A brisa soprava insistente, tentando virar as páginas do meu livro, o que fazia com que tivesse de segurá-lo com as duas mãos. À minha frente, um pouco distante, skatistas arriscavam suas manobras em degraus que serviam, em outros momentos, como bancos, guardas conversavam em um posto policial mais a frente e algumas crianças e cachorros corriam e saltavam em frente a seus donos e/ou pais. Reparei que, pela terceira vez em menos de cinco minutos, aquele homem passava a minha frente. Olhou para meus sapatos que estavam fora dos meus pés, minha mochila aberta a meu lado, o livro que eu tentava ler e depois me olhou. Notou que eu o encarava, mas não se deixou intimadar por isso, sentou-se a uns dez ou quinze metros de costas para mim, ficou ali por uns instantes e saiu. De rabo de olhou o acompanhei enquanto dava a volta na área onde eu estava, que era uma figura geométria indistinguivel limitada de todos os lados por uma cerquinha de uns trinta centrimetros de altura, haviam algumas palmeiras pequenas e alguns arbustos. Fechei o livro e o pus na mochila, fechando o ziper rapidamente. Ele aproximou-se e parou a meu lado. Fedia, estava sujo e trajava farrapos. Olhou em volta enquanto eu apertava a correia da mochila e media a distância entre minhas mãos e o par de tenis a minha frente. Ainda sentado, encarei-o irritado e ele esboçou um sorriso cínico no canto esquerdo dos lábios feridos. Mostrei o posto policial com os um gesto de olhos e reparei que seu sorriso cínico se espalhou por toda boca imunda. Aproximou-se um passo e resmungou:
- Está se borrando de medo, garoto. - sua voz parecia a minha, quando acordava de ressaca.

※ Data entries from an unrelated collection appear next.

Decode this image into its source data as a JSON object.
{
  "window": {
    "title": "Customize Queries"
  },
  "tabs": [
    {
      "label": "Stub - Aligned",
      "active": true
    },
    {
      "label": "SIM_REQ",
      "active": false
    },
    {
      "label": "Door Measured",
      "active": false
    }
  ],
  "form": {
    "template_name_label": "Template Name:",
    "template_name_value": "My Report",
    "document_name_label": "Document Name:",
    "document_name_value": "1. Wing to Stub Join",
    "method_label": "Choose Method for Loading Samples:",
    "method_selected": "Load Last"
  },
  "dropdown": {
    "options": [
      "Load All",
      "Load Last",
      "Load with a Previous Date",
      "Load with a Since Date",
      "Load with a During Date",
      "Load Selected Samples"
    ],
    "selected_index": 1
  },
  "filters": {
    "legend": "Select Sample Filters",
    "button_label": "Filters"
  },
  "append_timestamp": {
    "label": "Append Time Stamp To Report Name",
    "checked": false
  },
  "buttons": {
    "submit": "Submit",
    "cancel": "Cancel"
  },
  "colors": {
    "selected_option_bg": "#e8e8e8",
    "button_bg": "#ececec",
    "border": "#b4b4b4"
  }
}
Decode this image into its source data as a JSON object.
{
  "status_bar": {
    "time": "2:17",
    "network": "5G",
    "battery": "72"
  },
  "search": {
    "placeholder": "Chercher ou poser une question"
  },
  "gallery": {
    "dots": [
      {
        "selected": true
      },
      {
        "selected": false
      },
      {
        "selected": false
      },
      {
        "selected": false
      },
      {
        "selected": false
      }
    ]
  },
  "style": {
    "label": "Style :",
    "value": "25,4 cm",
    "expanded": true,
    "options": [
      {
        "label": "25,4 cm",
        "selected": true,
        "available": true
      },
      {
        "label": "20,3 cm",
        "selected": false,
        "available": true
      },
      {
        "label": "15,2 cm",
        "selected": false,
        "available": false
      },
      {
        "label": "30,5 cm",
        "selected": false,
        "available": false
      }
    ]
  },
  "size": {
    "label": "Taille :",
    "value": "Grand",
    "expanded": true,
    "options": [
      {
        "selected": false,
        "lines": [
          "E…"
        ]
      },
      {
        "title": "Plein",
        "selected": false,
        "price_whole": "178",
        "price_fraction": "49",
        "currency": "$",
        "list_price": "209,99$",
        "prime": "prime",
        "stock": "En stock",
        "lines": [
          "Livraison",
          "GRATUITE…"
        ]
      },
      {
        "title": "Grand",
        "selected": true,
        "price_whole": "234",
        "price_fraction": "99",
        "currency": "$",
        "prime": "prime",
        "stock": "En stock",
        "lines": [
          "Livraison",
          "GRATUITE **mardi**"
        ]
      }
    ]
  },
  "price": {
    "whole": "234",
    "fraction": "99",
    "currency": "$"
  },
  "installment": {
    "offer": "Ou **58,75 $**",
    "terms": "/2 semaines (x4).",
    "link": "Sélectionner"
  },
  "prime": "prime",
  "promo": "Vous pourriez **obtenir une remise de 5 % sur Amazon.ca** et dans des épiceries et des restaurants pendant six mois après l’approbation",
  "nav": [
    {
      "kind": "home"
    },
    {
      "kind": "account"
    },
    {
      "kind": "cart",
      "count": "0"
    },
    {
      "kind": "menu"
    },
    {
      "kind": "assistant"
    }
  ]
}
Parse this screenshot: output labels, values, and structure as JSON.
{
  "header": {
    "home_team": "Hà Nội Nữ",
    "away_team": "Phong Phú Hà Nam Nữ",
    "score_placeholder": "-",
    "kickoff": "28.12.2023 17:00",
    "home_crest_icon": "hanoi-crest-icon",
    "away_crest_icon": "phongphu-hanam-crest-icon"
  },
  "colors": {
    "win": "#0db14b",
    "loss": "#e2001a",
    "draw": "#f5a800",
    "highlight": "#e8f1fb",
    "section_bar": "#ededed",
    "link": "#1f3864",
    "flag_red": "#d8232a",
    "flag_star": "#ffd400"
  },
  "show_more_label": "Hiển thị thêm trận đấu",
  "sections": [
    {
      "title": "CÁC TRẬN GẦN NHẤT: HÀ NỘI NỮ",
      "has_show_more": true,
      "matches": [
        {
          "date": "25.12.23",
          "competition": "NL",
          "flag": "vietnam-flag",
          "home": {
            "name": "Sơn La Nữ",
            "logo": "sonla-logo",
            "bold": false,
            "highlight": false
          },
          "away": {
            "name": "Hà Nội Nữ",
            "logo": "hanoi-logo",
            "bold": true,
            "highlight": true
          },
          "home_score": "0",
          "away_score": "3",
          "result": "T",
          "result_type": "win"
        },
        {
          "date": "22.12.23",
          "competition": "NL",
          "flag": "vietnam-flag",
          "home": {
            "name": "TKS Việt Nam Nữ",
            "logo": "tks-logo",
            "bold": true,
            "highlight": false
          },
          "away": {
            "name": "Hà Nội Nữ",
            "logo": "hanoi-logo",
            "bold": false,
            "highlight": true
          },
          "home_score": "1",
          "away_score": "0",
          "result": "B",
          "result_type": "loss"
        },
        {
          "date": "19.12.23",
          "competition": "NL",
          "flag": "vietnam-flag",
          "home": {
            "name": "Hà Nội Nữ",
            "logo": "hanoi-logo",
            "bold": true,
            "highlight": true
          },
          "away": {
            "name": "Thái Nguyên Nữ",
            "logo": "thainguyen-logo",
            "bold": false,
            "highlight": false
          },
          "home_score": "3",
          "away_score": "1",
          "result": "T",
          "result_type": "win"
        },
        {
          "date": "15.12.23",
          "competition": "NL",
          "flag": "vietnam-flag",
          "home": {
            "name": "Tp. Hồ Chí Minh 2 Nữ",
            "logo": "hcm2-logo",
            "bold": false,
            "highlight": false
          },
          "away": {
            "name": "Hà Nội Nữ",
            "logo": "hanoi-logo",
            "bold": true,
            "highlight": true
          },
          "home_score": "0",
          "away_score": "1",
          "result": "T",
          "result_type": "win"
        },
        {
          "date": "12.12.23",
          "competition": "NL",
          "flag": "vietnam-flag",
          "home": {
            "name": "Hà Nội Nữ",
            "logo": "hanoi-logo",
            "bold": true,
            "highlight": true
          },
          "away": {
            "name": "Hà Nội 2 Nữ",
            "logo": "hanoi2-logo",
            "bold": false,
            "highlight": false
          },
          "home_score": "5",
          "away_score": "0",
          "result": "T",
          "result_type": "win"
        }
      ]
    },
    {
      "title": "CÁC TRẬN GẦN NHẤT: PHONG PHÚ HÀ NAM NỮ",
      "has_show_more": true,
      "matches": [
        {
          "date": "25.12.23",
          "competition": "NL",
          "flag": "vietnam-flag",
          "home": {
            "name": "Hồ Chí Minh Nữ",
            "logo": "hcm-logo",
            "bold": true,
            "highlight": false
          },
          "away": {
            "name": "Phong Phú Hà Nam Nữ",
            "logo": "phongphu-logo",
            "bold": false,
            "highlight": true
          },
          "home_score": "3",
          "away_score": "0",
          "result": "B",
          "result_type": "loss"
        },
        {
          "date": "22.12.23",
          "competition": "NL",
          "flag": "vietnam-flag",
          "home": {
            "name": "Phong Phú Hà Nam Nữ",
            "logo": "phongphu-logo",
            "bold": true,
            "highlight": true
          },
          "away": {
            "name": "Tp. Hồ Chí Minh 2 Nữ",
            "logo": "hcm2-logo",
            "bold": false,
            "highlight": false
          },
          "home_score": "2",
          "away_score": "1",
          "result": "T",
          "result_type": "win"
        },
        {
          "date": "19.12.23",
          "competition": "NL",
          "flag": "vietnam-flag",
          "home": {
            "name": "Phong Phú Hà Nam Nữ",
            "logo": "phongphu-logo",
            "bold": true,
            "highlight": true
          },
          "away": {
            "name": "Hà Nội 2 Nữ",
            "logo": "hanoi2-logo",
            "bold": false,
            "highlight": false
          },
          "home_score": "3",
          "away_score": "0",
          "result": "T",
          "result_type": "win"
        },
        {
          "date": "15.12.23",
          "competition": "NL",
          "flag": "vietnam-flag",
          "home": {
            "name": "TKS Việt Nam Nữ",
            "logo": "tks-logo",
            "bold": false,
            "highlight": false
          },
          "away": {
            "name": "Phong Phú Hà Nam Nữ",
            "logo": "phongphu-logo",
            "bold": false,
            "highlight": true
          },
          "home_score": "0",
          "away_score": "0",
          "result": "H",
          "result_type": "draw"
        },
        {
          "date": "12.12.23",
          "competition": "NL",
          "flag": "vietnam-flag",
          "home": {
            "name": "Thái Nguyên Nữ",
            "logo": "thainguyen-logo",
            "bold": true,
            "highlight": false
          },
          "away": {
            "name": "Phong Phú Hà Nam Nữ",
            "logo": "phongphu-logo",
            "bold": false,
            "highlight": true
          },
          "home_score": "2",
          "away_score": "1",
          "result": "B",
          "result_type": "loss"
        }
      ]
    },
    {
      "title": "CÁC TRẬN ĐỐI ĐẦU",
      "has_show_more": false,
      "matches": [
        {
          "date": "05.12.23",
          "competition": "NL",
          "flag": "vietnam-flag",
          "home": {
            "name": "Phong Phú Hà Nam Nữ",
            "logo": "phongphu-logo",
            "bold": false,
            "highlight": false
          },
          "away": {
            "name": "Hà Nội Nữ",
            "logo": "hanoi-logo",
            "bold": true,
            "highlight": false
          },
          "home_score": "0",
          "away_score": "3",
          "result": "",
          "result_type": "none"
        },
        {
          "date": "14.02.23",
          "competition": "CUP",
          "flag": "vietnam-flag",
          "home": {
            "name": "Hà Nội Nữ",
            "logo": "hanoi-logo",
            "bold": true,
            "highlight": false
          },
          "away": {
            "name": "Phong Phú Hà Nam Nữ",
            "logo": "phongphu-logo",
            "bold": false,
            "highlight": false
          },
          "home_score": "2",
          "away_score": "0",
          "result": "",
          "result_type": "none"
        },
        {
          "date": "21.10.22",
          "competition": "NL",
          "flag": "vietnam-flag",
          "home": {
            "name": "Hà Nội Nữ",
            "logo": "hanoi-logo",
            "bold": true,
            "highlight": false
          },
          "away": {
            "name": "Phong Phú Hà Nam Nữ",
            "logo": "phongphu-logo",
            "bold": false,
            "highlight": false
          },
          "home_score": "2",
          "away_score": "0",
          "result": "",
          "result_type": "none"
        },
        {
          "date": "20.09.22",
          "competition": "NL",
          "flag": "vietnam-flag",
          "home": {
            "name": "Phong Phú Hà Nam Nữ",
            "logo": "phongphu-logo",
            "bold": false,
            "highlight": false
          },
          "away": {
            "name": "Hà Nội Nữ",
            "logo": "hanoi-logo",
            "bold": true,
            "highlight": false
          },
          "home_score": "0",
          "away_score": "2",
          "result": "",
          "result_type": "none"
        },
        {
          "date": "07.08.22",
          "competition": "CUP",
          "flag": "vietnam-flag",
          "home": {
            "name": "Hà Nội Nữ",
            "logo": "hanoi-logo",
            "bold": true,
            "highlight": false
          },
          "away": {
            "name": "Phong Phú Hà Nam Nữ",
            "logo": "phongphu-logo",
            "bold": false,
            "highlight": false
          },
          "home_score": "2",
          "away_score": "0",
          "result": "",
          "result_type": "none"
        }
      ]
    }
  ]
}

- Não tenho nada aqui, só livros e um caderno. - apesar de todo meu esforço para falar alto, a voz saiu baixa e tremula.
- Presta atenção! Se você não me entregar tudo agora, vou bater em você até você ficar mole. - ele estava sujo como um mendigo, se vestia como mendigo, fedia com mendigo, mas falava educadamente.
Os policiais nos olhavam, mas isso parecia não fazer diferença alguma para ele.
- Cara, a polícia está bem ali. Você não tem chance alguma. Me deixa em paz!
- Anda moleque. - deu um chute de leve nos meus pés e os policiais começaram a vir em nossa direção.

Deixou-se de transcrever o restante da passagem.